Data Augmentation of Spectral Data for Convolutional Neural Network (CNN) Based Deep Chemometrics
This work addresses chemometrics for pharmaceutical analysis, offering incremental improvements in spectral data processing and model robustness.
The paper tackled predicting drug content in tablets from near infrared spectra using CNNs, achieving results that matched or exceeded optimal PLS models, with data augmentation and EMSC preprocessing yielding the best performance, and CNNs outperforming PLS in extrapolation challenges.
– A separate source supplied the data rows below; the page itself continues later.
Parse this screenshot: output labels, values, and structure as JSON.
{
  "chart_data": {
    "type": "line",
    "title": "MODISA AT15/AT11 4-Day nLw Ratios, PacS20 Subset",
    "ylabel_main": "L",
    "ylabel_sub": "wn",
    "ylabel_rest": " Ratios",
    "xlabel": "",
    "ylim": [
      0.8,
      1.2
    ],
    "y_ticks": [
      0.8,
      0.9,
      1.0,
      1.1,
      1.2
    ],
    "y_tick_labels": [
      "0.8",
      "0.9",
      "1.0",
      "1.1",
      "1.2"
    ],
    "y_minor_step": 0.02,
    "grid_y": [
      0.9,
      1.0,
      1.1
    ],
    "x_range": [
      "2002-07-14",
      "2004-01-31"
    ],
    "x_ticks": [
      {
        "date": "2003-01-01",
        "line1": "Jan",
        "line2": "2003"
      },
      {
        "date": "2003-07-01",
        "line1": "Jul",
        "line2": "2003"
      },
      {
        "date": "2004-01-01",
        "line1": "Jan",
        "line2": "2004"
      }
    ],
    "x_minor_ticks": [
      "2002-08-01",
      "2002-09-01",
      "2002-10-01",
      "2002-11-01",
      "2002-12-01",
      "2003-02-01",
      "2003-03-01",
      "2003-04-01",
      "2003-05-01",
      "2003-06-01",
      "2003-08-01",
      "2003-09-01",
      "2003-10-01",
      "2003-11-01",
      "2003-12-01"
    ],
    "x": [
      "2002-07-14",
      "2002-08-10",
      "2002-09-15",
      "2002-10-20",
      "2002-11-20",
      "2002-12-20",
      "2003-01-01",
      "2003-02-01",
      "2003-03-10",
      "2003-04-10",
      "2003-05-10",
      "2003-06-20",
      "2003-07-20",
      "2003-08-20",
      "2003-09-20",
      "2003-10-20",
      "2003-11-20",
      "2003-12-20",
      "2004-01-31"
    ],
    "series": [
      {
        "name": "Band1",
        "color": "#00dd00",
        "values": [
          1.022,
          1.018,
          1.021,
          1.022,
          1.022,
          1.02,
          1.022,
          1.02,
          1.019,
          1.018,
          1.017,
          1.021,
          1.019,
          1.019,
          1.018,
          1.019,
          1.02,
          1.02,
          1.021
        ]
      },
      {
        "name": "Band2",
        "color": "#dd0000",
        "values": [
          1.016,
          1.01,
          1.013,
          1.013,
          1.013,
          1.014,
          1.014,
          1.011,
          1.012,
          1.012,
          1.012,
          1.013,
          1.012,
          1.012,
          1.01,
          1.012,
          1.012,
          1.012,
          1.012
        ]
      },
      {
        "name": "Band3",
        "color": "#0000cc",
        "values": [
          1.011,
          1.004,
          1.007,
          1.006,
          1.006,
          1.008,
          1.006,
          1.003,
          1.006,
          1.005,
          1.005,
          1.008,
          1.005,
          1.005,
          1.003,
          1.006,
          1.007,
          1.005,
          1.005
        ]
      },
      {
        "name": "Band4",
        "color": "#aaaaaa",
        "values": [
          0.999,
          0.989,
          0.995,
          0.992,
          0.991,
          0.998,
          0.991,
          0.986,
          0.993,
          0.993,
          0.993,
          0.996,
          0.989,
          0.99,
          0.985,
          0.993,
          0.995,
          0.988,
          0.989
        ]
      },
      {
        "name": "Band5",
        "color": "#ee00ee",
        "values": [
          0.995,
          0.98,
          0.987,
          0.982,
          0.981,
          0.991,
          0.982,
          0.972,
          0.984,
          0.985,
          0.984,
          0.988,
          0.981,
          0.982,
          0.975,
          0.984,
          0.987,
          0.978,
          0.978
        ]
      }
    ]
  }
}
Deep learning methods are used on spectroscopic data to predict drug content in tablets from near infrared (NIR) spectra. Using convolutional neural networks (CNNs), features are ex- tracted from the spectroscopic data. Extended multiplicative scatter correction (EMSC) and a novel spectral data augmentation method are benchmarked as preprocessing steps. The learned models perform better or on par with hypothetical optimal partial least squares (PLS) models for all combinations of preprocessing. Data augmentation with subsequent EMSC in combination gave the best results. The deep learning model CNNs also outperform the PLS models in an extrapolation chal- lenge created using data from a second instrument and from an analyte concentration not covered by the training data. Qualitative investigations of the CNNs kernel activations show their resemblance to wellknown data processing methods such as smoothing, slope/derivative, thresholds and spectral region selection.